I could stop there. I think that’s enough for a competent developers to get the idea? But it turns out there are a few details, some of them interesting. So, let’s dig in.

“Input symbol”? · The academic discussion of FAs is very abstract on this subject, which is fair enough, because when you’re talking about how to build, or traverse, or compute the union of FAs, the algorithm doesn’t depend very much on what the symbols actually are. But when you’re writing code, it turns out to matter a lot.

In practice, I’ve done a lot of work with FAs over the years, and I’ve only ever seen four things used as input symbols to drive them. They are:

Unicode “characters” represented by code points, integers in the range 0…1,114,111 inclusive.

UTF-8 bytes, which have values in the range 0…244 inclusive.

UTF-16 values, unsigned 16-bit integers. I’ve only ever seen this used in Java programs because that’s what its native

`char`

type is. You probably don’t want to do this.Enum values, small integers with names, which tend to come in small collections.

As I said, this is all I’ve seen, but 100% of the FAs that I’ve seen automatically generated and subject to set-arithmetic operations like Union are based on UTF-8. And that’s what Quamina uses, so that’s what I’m going to use in the rest of this discussion.

Code starts here ·
This comes from Quamina’s
nfa.go. We’re going to look at the function
`mergeFAStates`

, which implements the merge-two-states logic described above.

Lesson: This process can lead to a lot of wasteful work. Particularly if either or both of the states transition on ranges of
values like `0…9`

or `a…z`

. So we only want to do the work merging any pair of states once, and we want
there only to be one merged value. Thus we start with a straightforward memo-ization.

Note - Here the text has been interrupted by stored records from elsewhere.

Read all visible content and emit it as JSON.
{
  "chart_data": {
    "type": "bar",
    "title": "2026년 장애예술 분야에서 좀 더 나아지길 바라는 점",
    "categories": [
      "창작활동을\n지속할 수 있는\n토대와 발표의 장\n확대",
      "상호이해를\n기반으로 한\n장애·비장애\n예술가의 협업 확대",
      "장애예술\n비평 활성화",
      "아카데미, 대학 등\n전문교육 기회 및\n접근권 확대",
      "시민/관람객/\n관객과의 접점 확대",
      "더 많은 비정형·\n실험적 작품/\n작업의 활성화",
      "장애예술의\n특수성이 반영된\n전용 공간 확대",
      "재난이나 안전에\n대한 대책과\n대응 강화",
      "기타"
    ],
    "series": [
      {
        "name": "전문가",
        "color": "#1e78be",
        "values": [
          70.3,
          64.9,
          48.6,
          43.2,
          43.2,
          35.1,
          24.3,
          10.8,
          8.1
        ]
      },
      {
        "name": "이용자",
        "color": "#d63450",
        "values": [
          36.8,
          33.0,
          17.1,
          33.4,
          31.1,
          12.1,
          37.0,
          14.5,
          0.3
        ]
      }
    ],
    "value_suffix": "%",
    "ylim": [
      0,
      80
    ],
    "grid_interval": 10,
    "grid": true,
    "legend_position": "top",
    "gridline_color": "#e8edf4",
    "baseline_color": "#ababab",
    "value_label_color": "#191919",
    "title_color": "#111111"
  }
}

func mergeFAStates(state1, state2 *faState, keyMemo map[faStepKey]*faState) *faState { // try to memo-ize mKey := faStepKey{state1, state2} combined, ok := keyMemo[mKey] if ok { return combined }

Now some housekeeping. Remember, I noted above that any state might contain a signal saying that arriving here
means you’ve matched pattern(s). This is called `fieldTransitions`

, and the merged state obviously has to
match all the things that either of the merged states match. Of course, in the vast majority of cases neither merged state
matched anything and so this is a no-op.

fieldTransitions := append(state1.fieldTransitions, state2.fieldTransitions...)

Since our memo-ization attempt came up empty, we have to allocate an empty structure for the new merged state, and add it to the memo-izer.

combined = &faState{table: newSmallTable(), fieldTransitions: fieldTransitions} keyMemo[mKey] = combined

Here’s where it gets interesting. The algorithm talks about looking at the inputs that cause transitions in the states we’re merging. How do you find them? Well, in the case where you’re transitioning on UTF-8 bytes, since there are only 244 values, why not do the simplest thing that could possibly work and just check each byte value?

Every Quamina state contains a table that encodes the byte transitions, which operates like the Go construct
`map[byte]state`

. Those tables are implemented in
a compact data structure optimized for fast traversal. But for doing this
kind of work, it’s easy to “unpack” them into a fixed-sized table; in Go, `[244]state`

. Let’s do that for the states
we’re merging and for the new table we’re building.

u1 := unpackTable(state1.table) u2 := unpackTable(state2.table) var uComb unpackedTable

`uComb`

is where we’ll fill in the merged transitions.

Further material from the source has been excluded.